The Cambridge History of English Poetry

The Cambridge History of English Poetry
Author :
Publisher : Cambridge University Press
Total Pages : 1117
Release :
ISBN-10 : 9780521883061
ISBN-13 : 0521883067
Rating : 4/5 (61 Downloads)

Synopsis The Cambridge History of English Poetry by : Michael O'Neill

A literary-historical account of English poetry from Anglo-Saxon writings to the present.

W.B. Yeats, Ezra Pound, and the Poetry of Paradise

W.B. Yeats, Ezra Pound, and the Poetry of Paradise
Author :
Publisher : Routledge
Total Pages : 241
Release :
ISBN-10 : 9781317000761
ISBN-13 : 1317000765
Rating : 4/5 (61 Downloads)

Synopsis W.B. Yeats, Ezra Pound, and the Poetry of Paradise by : Sean Pryor

Emphasizing the interplay of aesthetic forms and religious modes, Sean Pryor's ambitious study takes up the endlessly reiterated longing for paradise that features throughout the works of W. B. Yeats and Ezra Pound.

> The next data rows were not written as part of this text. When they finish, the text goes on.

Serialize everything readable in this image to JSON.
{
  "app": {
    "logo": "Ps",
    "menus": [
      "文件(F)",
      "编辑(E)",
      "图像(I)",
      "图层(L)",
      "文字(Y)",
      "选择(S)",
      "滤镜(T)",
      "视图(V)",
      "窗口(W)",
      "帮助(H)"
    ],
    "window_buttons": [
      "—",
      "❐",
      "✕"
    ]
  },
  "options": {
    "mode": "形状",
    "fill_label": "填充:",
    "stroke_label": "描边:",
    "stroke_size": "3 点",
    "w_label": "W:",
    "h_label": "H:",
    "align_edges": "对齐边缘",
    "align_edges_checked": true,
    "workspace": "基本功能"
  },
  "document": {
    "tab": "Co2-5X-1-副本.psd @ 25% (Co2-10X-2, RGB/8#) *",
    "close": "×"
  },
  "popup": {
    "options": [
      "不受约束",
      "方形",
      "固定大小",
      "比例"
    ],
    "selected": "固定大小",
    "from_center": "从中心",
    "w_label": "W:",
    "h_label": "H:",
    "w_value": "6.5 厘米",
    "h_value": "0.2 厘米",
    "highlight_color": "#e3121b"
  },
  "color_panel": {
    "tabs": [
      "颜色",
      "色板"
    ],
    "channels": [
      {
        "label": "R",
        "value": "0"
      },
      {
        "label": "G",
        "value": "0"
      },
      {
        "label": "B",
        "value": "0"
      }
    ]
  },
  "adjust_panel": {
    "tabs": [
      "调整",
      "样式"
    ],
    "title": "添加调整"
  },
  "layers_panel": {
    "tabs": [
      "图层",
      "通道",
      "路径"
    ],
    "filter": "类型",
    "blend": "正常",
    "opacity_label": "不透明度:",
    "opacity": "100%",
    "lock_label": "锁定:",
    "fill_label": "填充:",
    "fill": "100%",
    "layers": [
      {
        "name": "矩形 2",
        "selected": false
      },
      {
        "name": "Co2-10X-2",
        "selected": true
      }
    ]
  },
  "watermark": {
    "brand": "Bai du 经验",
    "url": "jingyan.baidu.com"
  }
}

Yeats and Pound define poetry in terms of paradise and paradise in terms of poetry, Pryor suggests, and these complex interconnections fundamentally shape the development of their art. Even as he maps the shared influences and intellectual interests of Yeats and Pound, and highlights those moments when their poetic theories converge, Pryor's discussion of their poems' profound formal and conceptual differences uncovers the distinctive ways each writer imagines the divine, the good, the beautiful, or the satisfaction of desire. Throughout his study, Pryor argues that Yeats and Pound reconceive the quest for paradise as a quest for a new kind of poetry, a journey that Pryor traces by analysing unpublished manuscript drafts and newly published drafts that have received little attention. For Yeats and Pound, the journey towards a paradisal poetic becomes a never-ending quest, at once self-defeating and self-fulfilling - a formulation that has implications not only for the work of these two poets but for the study of modernist literature.